We next sought to examine, genome-wide, the enrichment of non-MHC AD-PID associations in 9 other diseases (Extended Data Table 1). We found significant enrichment for allergic (e.g. asthma) and immune-mediated diseases (e.g. Crohn’s disease), which was not evident in Type 2 diabetes or coronary artery disease (Fig. 4c). This suggests that the common variant association between PID and other immune-mediated diseases extends beyond the 4 genome-wide loci to multiple sub-genome-wide associations, and that dysregulation of common pathways contributes to susceptibility to both. Understanding the impact of these interrelationships will be a complex process. For example, while variants in the HLA-DRB1 and 16p13.13 loci increase the risk of both PID and autoimmunity, those at the EOMES locus predispose to PID but protect from rheumatoid arthritis28 (Extended Data Fig. 2).
Given this observed enrichment, we sought to investigate whether candidate genes identified through large cohort association analysis of immune-mediated disease might have utility in prioritising novel candidate genes harbouring rare coding variation causal for PID. We used the data-driven capture-HiC omnibus gene score (COGS) approach19 to prioritise putative causal genes across the 4 non-MHC AD-PID loci identified by our meta-analysis, and assessed across 11 immune-mediated diseases (Supplementary Tables 5 and 6). Hypothesising that causal PID genes would be intolerant to protein-truncating variation, we computed an overall prioritisation score by taking the product of pLI (a measure of tolerance to loss of gene function) and COGS gene scores for each disease. Six protein coding genes had an above average prioritisation score in one or more diseases (Fig. 4d) which we examined for rare, potentially causative variants within our cohort. We identified a single protein truncating variant in ETS1, SOCS1 and PTPN2 genes, all occurring exclusively in PID patients in the NBR-RD cohort. None of the genes are recognised causes of PID despite their involvement in immune processes (Supplementary Discussion). The two cases with SOCS1 and PTPN2 variants were analysed further.
The patient with a heterozygous protein-truncating SOCS1 variant (p.Met161Alafs*46) presented with CVID complicated by lung and liver inflammation and B cell lymphopenia (Supplementary Discussion, Supplementary Fig. 9). SOCS1 limits phosphorylation of targets including STAT1, and is a key regulator of IFN-γ signalling. SOCS1 haploinsufficiency in mice leads to B lymphopenia29,30, immune-mediated liver inflammation31 and colitis32. In patient T cell blasts SOCS1 was deficient and IFN-γ induced STAT1 phosphorylation was abnormal (Fig. 4e), consistent with SOCS1 haploinsufficiency causing PID. The patient also carries the SOCS1 pcHiC-linked 16p13.13 risk-allele identified in the AD-PID GWAS (Extended Data Fig. 4). Long read sequencing using Oxford Nanopore technology showed this to be in trans with the novel SOCS1-truncating variant (Methods); such compound heterozygosity raises the possibility that common and rare variants may combine to cause disease.

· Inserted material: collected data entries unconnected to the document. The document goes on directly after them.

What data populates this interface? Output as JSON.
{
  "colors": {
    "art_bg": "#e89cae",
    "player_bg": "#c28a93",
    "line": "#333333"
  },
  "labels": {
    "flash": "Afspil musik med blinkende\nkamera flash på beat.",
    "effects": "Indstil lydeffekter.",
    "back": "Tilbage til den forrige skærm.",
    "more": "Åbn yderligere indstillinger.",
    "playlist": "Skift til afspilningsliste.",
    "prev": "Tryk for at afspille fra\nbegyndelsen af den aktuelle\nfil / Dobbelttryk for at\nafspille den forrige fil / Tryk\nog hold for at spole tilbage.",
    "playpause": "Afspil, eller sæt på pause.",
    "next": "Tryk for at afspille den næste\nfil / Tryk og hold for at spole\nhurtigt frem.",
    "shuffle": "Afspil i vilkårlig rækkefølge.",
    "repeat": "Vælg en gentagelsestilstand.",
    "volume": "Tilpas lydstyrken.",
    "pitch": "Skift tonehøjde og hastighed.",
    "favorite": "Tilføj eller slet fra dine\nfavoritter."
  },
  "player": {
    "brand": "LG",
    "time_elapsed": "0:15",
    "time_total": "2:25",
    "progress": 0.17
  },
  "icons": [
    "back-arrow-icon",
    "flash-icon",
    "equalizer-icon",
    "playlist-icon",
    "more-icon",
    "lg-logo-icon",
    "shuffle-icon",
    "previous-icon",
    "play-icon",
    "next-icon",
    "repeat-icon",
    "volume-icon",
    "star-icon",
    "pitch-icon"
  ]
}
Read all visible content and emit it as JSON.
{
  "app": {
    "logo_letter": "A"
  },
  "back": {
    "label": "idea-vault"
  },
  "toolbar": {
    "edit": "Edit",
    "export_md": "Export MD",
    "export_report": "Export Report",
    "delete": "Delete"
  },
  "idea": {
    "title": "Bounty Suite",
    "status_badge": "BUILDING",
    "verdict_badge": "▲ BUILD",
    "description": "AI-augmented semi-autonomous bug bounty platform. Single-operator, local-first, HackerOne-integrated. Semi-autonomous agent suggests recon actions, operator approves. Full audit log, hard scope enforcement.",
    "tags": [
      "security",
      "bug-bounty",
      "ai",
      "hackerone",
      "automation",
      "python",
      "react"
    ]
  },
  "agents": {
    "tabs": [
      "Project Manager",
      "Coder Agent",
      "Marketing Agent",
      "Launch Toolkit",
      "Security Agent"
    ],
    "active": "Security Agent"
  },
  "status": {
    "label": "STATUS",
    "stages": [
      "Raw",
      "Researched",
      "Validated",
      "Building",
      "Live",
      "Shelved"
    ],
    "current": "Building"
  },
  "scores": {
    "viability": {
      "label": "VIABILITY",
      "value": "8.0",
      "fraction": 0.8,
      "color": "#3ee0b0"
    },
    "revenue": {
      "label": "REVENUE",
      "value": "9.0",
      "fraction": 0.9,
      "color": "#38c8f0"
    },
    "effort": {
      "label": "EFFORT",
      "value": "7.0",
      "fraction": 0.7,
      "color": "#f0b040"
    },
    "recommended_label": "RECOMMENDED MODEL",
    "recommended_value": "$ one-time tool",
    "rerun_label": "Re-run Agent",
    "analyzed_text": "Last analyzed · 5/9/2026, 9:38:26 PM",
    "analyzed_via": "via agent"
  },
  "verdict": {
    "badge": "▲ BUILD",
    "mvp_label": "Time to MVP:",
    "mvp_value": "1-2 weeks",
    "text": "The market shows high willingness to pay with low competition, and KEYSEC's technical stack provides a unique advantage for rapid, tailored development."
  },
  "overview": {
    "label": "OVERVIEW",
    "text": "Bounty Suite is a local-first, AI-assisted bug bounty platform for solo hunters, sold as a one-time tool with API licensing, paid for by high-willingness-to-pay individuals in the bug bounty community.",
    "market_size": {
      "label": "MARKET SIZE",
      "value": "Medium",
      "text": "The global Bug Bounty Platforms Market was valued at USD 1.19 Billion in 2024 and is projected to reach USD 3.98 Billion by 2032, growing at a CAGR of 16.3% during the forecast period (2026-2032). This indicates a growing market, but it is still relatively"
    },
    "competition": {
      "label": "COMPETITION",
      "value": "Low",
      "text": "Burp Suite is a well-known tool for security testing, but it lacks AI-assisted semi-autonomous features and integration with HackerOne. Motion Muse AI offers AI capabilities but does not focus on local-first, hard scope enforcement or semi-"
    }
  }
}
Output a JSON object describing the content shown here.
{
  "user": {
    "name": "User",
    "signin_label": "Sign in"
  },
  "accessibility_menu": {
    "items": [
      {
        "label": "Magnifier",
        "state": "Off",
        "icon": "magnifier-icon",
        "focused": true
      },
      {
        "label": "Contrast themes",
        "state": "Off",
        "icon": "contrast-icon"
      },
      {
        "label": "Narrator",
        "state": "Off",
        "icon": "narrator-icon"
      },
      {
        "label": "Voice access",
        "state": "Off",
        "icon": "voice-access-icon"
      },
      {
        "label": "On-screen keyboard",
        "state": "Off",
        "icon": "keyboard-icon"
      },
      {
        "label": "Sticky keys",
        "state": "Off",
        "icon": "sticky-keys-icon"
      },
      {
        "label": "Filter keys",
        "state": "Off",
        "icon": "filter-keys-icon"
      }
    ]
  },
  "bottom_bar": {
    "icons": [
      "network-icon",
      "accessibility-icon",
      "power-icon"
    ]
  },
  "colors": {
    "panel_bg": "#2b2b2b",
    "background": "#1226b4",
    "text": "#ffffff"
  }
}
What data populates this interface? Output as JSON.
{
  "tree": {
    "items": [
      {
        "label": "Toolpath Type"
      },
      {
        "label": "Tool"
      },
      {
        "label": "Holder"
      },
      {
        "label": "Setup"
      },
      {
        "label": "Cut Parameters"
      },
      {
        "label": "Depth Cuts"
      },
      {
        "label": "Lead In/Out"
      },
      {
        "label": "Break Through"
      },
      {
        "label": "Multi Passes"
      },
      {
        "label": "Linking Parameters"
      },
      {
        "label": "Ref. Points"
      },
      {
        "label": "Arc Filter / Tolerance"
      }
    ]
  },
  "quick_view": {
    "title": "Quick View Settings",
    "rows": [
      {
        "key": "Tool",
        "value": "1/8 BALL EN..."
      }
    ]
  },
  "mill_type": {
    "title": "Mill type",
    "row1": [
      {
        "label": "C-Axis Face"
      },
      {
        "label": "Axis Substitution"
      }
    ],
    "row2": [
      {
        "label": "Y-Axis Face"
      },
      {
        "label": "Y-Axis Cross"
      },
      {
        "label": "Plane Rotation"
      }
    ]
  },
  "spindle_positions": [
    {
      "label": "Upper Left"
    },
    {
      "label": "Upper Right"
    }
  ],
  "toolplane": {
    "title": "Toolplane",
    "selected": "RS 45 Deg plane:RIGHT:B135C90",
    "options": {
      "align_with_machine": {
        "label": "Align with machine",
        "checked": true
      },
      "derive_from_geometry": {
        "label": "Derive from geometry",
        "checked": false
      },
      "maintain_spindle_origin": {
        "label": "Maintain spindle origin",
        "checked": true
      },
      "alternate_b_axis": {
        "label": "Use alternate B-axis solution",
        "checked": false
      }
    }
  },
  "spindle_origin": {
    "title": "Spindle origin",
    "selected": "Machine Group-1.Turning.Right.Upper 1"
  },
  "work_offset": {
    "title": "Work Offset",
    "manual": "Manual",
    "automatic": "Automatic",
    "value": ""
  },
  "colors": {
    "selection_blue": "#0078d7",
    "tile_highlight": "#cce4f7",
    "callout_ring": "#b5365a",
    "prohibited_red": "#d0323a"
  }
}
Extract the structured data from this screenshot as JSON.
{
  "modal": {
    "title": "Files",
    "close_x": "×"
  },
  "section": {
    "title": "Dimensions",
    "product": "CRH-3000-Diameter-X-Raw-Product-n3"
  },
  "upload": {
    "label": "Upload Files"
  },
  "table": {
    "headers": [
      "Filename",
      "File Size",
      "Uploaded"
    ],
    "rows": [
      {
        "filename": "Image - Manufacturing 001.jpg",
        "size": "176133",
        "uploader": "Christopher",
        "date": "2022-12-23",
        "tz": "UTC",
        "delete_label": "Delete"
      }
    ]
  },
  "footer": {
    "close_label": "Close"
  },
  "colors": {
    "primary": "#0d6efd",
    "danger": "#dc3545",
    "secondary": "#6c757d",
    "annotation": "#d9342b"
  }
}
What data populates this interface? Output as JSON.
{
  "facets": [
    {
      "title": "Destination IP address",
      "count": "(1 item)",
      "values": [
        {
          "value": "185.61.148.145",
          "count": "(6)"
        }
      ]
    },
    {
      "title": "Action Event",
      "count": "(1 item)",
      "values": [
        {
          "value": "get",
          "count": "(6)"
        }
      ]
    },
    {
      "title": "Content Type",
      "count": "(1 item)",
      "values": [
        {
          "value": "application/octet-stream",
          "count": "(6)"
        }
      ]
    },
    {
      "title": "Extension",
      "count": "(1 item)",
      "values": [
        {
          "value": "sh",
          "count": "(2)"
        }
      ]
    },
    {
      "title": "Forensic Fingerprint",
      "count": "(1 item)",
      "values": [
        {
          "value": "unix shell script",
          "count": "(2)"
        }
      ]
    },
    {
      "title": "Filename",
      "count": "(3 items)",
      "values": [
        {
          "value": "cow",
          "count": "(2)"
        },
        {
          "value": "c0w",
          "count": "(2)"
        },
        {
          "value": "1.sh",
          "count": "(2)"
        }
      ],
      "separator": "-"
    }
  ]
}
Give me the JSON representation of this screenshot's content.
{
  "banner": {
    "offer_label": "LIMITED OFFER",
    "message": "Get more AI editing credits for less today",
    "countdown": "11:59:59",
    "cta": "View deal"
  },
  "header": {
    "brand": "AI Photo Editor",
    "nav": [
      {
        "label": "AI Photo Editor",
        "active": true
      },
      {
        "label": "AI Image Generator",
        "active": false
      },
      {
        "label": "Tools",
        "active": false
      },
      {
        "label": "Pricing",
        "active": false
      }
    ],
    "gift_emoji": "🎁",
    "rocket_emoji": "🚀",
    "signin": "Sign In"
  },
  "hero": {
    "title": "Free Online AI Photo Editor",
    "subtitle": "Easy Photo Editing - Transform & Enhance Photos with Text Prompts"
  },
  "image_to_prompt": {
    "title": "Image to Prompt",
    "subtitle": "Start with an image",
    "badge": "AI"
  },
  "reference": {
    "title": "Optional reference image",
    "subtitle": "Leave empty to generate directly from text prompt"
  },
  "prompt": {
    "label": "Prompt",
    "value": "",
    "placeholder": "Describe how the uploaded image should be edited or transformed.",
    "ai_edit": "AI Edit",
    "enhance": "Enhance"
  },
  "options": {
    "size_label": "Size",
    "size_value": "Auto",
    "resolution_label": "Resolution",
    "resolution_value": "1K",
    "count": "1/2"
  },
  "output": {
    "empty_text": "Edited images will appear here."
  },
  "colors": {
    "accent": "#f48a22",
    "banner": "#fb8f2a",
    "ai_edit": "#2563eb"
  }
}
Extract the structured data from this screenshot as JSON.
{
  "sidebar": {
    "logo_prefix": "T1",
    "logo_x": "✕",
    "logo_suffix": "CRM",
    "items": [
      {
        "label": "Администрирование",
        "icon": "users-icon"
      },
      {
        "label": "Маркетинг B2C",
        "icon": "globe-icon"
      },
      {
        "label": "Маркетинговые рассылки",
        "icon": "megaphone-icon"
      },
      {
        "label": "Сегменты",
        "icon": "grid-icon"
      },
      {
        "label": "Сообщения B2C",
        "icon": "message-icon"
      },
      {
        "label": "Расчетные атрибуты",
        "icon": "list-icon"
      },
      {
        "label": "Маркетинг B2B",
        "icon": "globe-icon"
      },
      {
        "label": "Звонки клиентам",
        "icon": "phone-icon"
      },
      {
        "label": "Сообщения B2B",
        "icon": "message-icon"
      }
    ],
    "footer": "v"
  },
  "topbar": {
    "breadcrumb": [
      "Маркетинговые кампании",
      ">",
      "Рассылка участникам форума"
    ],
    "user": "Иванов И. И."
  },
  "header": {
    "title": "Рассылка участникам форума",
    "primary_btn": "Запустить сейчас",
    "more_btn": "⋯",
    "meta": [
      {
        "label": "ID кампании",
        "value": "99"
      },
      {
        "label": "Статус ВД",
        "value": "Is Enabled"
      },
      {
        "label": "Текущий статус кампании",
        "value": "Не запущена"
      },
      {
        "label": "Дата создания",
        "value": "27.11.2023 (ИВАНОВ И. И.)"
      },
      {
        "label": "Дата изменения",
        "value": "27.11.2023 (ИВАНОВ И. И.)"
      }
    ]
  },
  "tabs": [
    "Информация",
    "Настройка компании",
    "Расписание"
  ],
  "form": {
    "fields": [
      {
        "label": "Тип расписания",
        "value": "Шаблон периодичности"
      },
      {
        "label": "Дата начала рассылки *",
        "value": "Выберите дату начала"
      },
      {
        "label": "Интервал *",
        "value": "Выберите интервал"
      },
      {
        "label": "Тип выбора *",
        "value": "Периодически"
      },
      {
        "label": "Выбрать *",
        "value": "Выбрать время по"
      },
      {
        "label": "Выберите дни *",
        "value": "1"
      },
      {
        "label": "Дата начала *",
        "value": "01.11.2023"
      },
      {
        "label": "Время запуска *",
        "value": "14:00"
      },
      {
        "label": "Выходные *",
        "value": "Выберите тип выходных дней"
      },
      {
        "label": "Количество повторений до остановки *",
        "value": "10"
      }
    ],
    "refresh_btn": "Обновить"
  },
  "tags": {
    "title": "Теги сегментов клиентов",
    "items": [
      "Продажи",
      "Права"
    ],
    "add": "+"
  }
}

A more detailed example of an interplay between rare and common variants is provided by a family containing a novel PTPN2 premature stop-gain at p.Glu291 and a common autoimmunity-associated variant (Fig. 4f). PTPN2 encodes the non-receptor T-cell protein tyrosine phosphatase (TC-PTP) protein, that negatively regulates immune responses by dephosphorylation of the proteins mediating cytokine signalling. PTPN2 deficient mice are B cell lymphopenic33,34, while inducible haematopoietic deletion of PTPN2 leads to B and T cell proliferation and autoimmunity35. The novel truncating variant was identified in a “sporadic” index case presenting with CVID at age 20; he had B lymphopenia (Supplementary Fig. 9), low IgG, symmetrical rheumatoid-like polyarthropathy, severe recurrent bacterial infections, splenomegaly and inflammatory lung disease. His mother, also heterozygous for the PTPN2 truncating variant, had systemic lupus erythematosus (SLE), insulin-dependent diabetes mellitus diagnosed at 42, hypothyroidism and autoimmune neutropenia (Supplementary Discussion). Gain-of-function variants in STAT1 can present as CVID (Supplementary Table 3) and TC-PTP, like SOCS1, reduces phosphorylated-STAT1 (Fig. 4g). Both mother and son demonstrated reduced TC-PTP expression and STAT1 hyperphosphorylation in T cell blasts, similar to the SOCS1 haploinsufficient patient above and to known STAT1 GOF patients; abnormalities that were more pronounced in the PTPN2 index case (Fig. 4h).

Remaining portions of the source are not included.